We used the method published in Dhindsa et al. [21] to determine SOD activity. The amount of enzyme that could inhibit the reduction of nitro blue tetrazolium (NBT) by 50% was regarded as one unit of SOD activity, which was expressed as U·g–1 FW·h–1.

We used the method published in Aebi [22] to determine CAT activity. One unit of enzyme activity was defined as the amount that caused a change of 0.01 in the absorbance per minute, and the activity was expressed as U·g–1 FW·min–1.

We used the method published in Nakano and Asada [23] to determine APX activity. One unit of enzyme activity was defined as the amount that caused a change of 0.01 in the absorbance per minute, and the activity was expressed as U·g–1 FW·min–1.

We used the method published in Edwards et al. [24] to determine GR activity. One unit of enzyme activity was defined as the amount that caused a change of 0.01 in the absorbance per minute, and the activity was expressed as U·g–1 FW·min–1.

We used the method of Marr`e and Arrigoni [25] to determine MDHAR activity. One unit of enzyme activity was defined as the amount that caused a change of 0.01 in the absorbance per minute, and the activity was expressed as U·g–1 FW·min–1.

We used the method published in Nakano and Asada [23] to determine DHAR activity. One unit of enzyme activity was defined as the amount that caused a change of 0.01 in the absorbance per minute, and the activity was expressed as U·g–1 FW·min–1.

Analysis of AsA, DHA, GSH and GSSG

To determine the concentrations of AsA, dehydroascorbic acid (DHA), GSH and oxidized glutathione (GSSG), the flesh of the fruit (2 g) was ground with 5 mL of ice-cold 5% (w/v) trichloroacetic acid and then the homogenate was centrifuged at 13,000 g for 20 min at 4°C. AsA and Total ascorbate (AsA + DHA) concentrations were detected according to the method of Kampfenkel et al. [26]. Then the AsA concentration was subtracted from the total ascorbate amount to determine the amount of DHA present. GSH and GSSG were measured using the method described by Castillo and Greppin [27]. All results were expressed in μmol·g-1 FW.

Statistical analysis

We performed all experiments using a completely randomized design. All statistical tests were carried out using SPSS Version 20.0 (SPSS Inc, Chicago, IL, USA). Data sets were subjected to two-way analysis of variance (ANOVA) with treatment and storage time as factors. We separated means using Tukey-Kramer test. We considered all differences of P < 0.05 as significant. Data are presented as mean ± standard error.

Results

Development of CI

The CI symptoms of ‘Hongyang’ kiwifruit include the flesh becoming grainy and browning, skin browning and increased susceptibility to decay (Fig 1).

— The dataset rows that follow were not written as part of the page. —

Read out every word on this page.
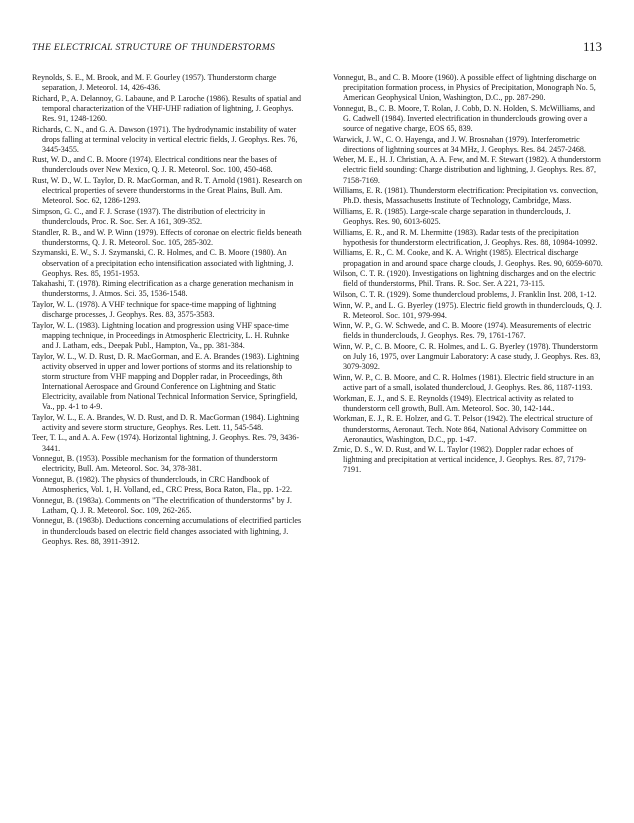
THE ELECTRICAL STRUCTURE OF THUNDERSTORMS	113

Reynolds, S. E., M. Brook, and M. F. Gourley (1957). Thunderstorm charge separation, J. Meteorol. 14, 426-436.

Richard, P., A. Delannoy, G. Labaune, and P. Laroche (1986). Results of spatial and temporal characterization of the VHF-UHF radiation of lightning, J. Geophys. Res. 91, 1248-1260.

Richards, C. N., and G. A. Dawson (1971). The hydrodynamic instability of water drops falling at terminal velocity in vertical electric fields, J. Geophys. Res. 76, 3445-3455.

Rust, W. D., and C. B. Moore (1974). Electrical conditions near the bases of thunderclouds over New Mexico, Q. J. R. Meteorol. Soc. 100, 450-468.

Rust, W. D., W. L. Taylor, D. R. MacGorman, and R. T. Arnold (1981). Research on electrical properties of severe thunderstorms in the Great Plains, Bull. Am. Meteorol. Soc. 62, 1286-1293.

Simpson, G. C., and F. J. Scrase (1937). The distribution of electricity in thunderclouds, Proc. R. Soc. Ser. A 161, 309-352.

Standler, R. B., and W. P. Winn (1979). Effects of coronae on electric fields beneath thunderstorms, Q. J. R. Meteorol. Soc. 105, 285-302.

Szymanski, E. W., S. J. Szymanski, C. R. Holmes, and C. B. Moore (1980). An observation of a precipitation echo intensification associated with lightning, J. Geophys. Res. 85, 1951-1953.

Takahashi, T. (1978). Riming electrification as a charge generation mechanism in thunderstorms, J. Atmos. Sci. 35, 1536-1548.

Taylor, W. L. (1978). A VHF technique for space-time mapping of lightning discharge processes, J. Geophys. Res. 83, 3575-3583.

Taylor, W. L. (1983). Lightning location and progression using VHF space-time mapping technique, in Proceedings in Atmospheric Electricity, L. H. Ruhnke and J. Latham, eds., Deepak Publ., Hampton, Va., pp. 381-384.

Taylor, W. L., W. D. Rust, D. R. MacGorman, and E. A. Brandes (1983). Lightning activity observed in upper and lower portions of storms and its relationship to storm structure from VHF mapping and Doppler radar, in Proceedings, 8th International Aerospace and Ground Conference on Lightning and Static Electricity, available from National Technical Information Service, Springfield, Va., pp. 4-1 to 4-9.

Taylor, W. L., E. A. Brandes, W. D. Rust, and D. R. MacGorman (1984). Lightning activity and severe storm structure, Geophys. Res. Lett. 11, 545-548.

Teer, T. L., and A. A. Few (1974). Horizontal lightning, J. Geophys. Res. 79, 3436-3441.

Vonnegut, B. (1953). Possible mechanism for the formation of thunderstorm electricity, Bull. Am. Meteorol. Soc. 34, 378-381.

Vonnegut, B. (1982). The physics of thunderclouds, in CRC Handbook of Atmospherics, Vol. 1, H. Volland, ed., CRC Press, Boca Raton, Fla., pp. 1-22.

Vonnegut, B. (1983a). Comments on "The electrification of thunderstorms" by J. Latham, Q. J. R. Meteorol. Soc. 109, 262-265.

Vonnegut, B. (1983b). Deductions concerning accumulations of electrified particles in thunderclouds based on electric field changes associated with lightning, J. Geophys. Res. 88, 3911-3912.

Vonnegut, B., and C. B. Moore (1960). A possible effect of lightning discharge on precipitation formation process, in Physics of Precipitation, Monograph No. 5, American Geophysical Union, Washington, D.C., pp. 287-290.

Vonnegut, B., C. B. Moore, T. Rolan, J. Cobb, D. N. Holden, S. McWilliams, and G. Cadwell (1984). Inverted electrification in thunderclouds growing over a source of negative charge, EOS 65, 839.

Warwick, J. W., C. O. Hayenga, and J. W. Brosnahan (1979). Interferometric directions of lightning sources at 34 MHz, J. Geophys. Res. 84. 2457-2468.

Weber, M. E., H. J. Christian, A. A. Few, and M. F. Stewart (1982). A thunderstorm electric field sounding: Charge distribution and lightning, J. Geophys. Res. 87, 7158-7169.

Williams, E. R. (1981). Thunderstorm electrification: Precipitation vs. convection, Ph.D. thesis, Massachusetts Institute of Technology, Cambridge, Mass.

Williams, E. R. (1985). Large-scale charge separation in thunderclouds, J. Geophys. Res. 90, 6013-6025.

Williams, E. R., and R. M. Lhermitte (1983). Radar tests of the precipitation hypothesis for thunderstorm electrification, J. Geophys. Res. 88, 10984-10992.

Williams, E. R., C. M. Cooke, and K. A. Wright (1985). Electrical discharge propagation in and around space charge clouds, J. Geophys. Res. 90, 6059-6070.

Wilson, C. T. R. (1920). Investigations on lightning discharges and on the electric field of thunderstorms, Phil. Trans. R. Soc. Ser. A 221, 73-115.

Wilson, C. T. R. (1929). Some thundercloud problems, J. Franklin Inst. 208, 1-12.

Winn, W. P., and L. G. Byerley (1975). Electric field growth in thunderclouds, Q. J. R. Meteorol. Soc. 101, 979-994.

Winn, W. P., G. W. Schwede, and C. B. Moore (1974). Measurements of electric fields in thunderclouds, J. Geophys. Res. 79, 1761-1767.

Winn, W. P., C. B. Moore, C. R. Holmes, and L. G. Byerley (1978). Thunderstorm on July 16, 1975, over Langmuir Laboratory: A case study, J. Geophys. Res. 83, 3079-3092.

Winn, W. P., C. B. Moore, and C. R. Holmes (1981). Electric field structure in an active part of a small, isolated thundercloud, J. Geophys. Res. 86, 1187-1193.

Workman, E. J., and S. E. Reynolds (1949). Electrical activity as related to thunderstorm cell growth, Bull. Am. Meteorol. Soc. 30, 142-144..

Workman, E. J., R. E. Holzer, and G. T. Pelsor (1942). The electrical structure of thunderstorms, Aeronaut. Tech. Note 864, National Advisory Committee on Aeronautics, Washington, D.C., pp. 1-47.

Zrnic, D. S., W. D. Rust, and W. L. Taylor (1982). Doppler radar echoes of lightning and precipitation at vertical incidence, J. Geophys. Res. 87, 7179-7191.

The graining first appears at the stem end of the outer pericarp and then progresses toward the equator and interior of the fruit, followed by prominent browning and decay of the flesh and skin.

Fig 1

Chilling injury symptoms of ‘Hongyang’ kiwifruit.

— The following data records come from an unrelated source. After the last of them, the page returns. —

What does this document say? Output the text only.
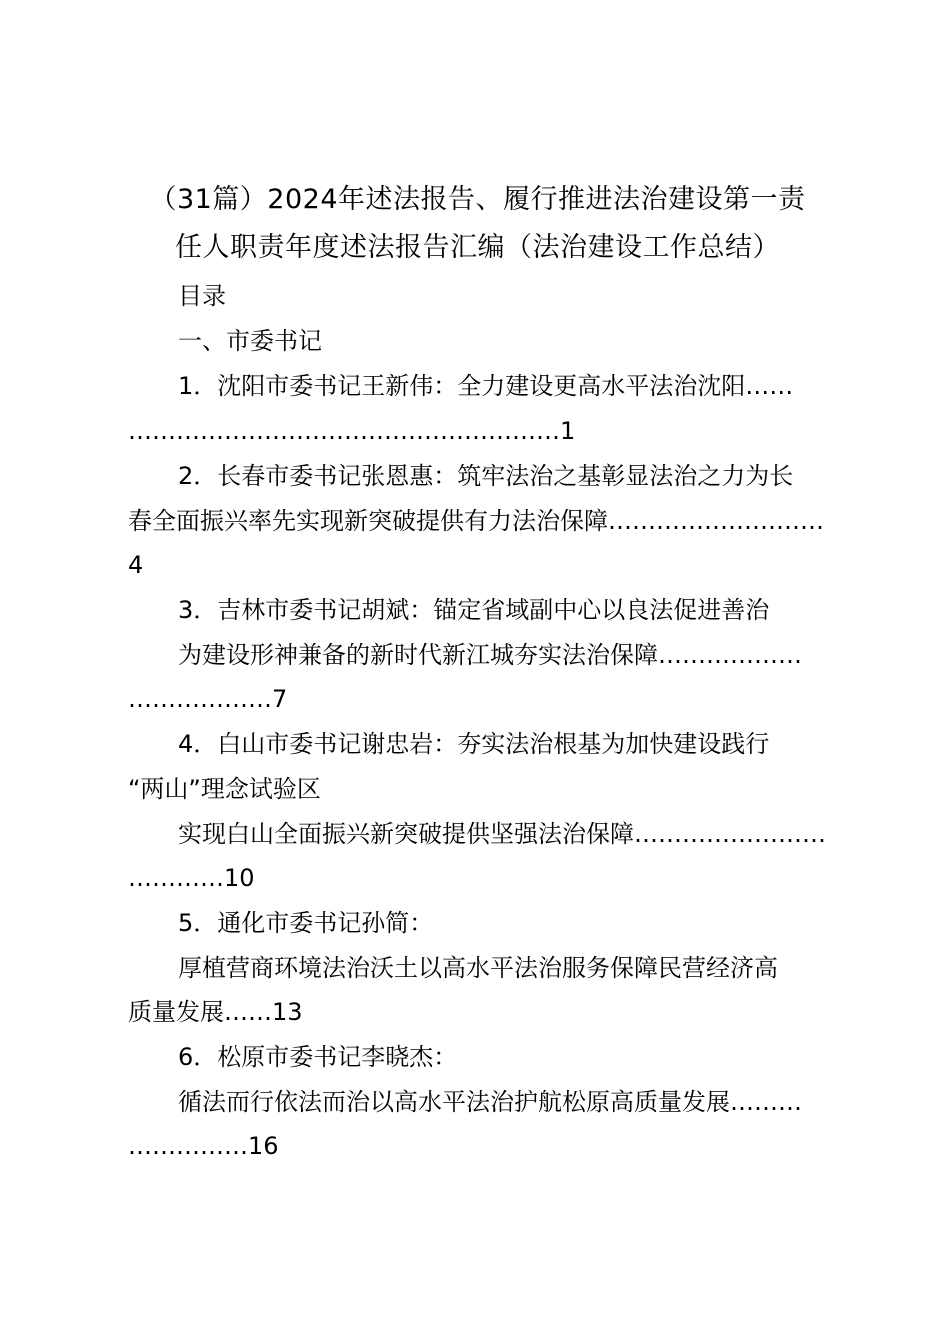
（31篇）2024年述法报告、履行推进法治建设第一责
任人职责年度述法报告汇编（法治建设工作总结）
目录
一、市委书记
1．沈阳市委书记王新伟：全力建设更高水平法治沈阳……
………………………………………………1
2．长春市委书记张恩惠：筑牢法治之基彰显法治之力为长
春全面振兴率先实现新突破提供有力法治保障………………………
4
3．吉林市委书记胡斌：锚定省域副中心以良法促进善治
为建设形神兼备的新时代新江城夯实法治保障………………
………………7
4．白山市委书记谢忠岩：夯实法治根基为加快建设践行
“两山”理念试验区
实现白山全面振兴新突破提供坚强法治保障……………………
…………10
5．通化市委书记孙简：
厚植营商环境法治沃土以高水平法治服务保障民营经济高
质量发展……13
6．松原市委书记李晓杰：
循法而行依法而治以高水平法治护航松原高质量发展………
……………16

Representative pictures of ‘Hongyang’ kiwifruit after 90 days of cold storage followed by 5 days of shelf life at 20°C. (A) normal kiwifruit. (B) skin showing the brown symptom of CI (arrow). (C) normal flesh of kiwifruit. (D) flesh of kiwifruit showing the grainy symptom (arrow). (E) the cross-section of the normal flesh. (F) the cross-section of the flesh showing the grainy symptom (arrow). (G)the longitudinal section of the normal flesh. (H) the longitudinal section of the flesh showing the grainy symptom (arrow).

The control fruit that we stored for 45 d with 5 d shelf life were the first to show CI symptoms, and as we further increased storage time the CI index increased rapidly (Fig 2A). The Put treatments inhibited the increase in CI index, which was significantly lower than in the control fruit between 60 and 90 d storage (P < 0.05). The Put treatments also significantly inhibited the CI incidence at the end of the 90 d storage (P < 0.05) (Fig 2B).

Fig 2

Effects of exogenous Put treatment on chilling injury index (A) and chilling injury incidence (B) of ‘Hongyang’ fruit. Kiwifruit were respectively immersed in 0 mM (control), 1 mM, 2 mM and 4 mM putrescine (Put) for 10 min, and then storage at 0°C followed with another 5 days shelf life at 20°C. Chilling injury incidence was assessed at day 90. Vertical bars represent standard error of means (n = 3). Different letters show significant differences between means (P <0.05).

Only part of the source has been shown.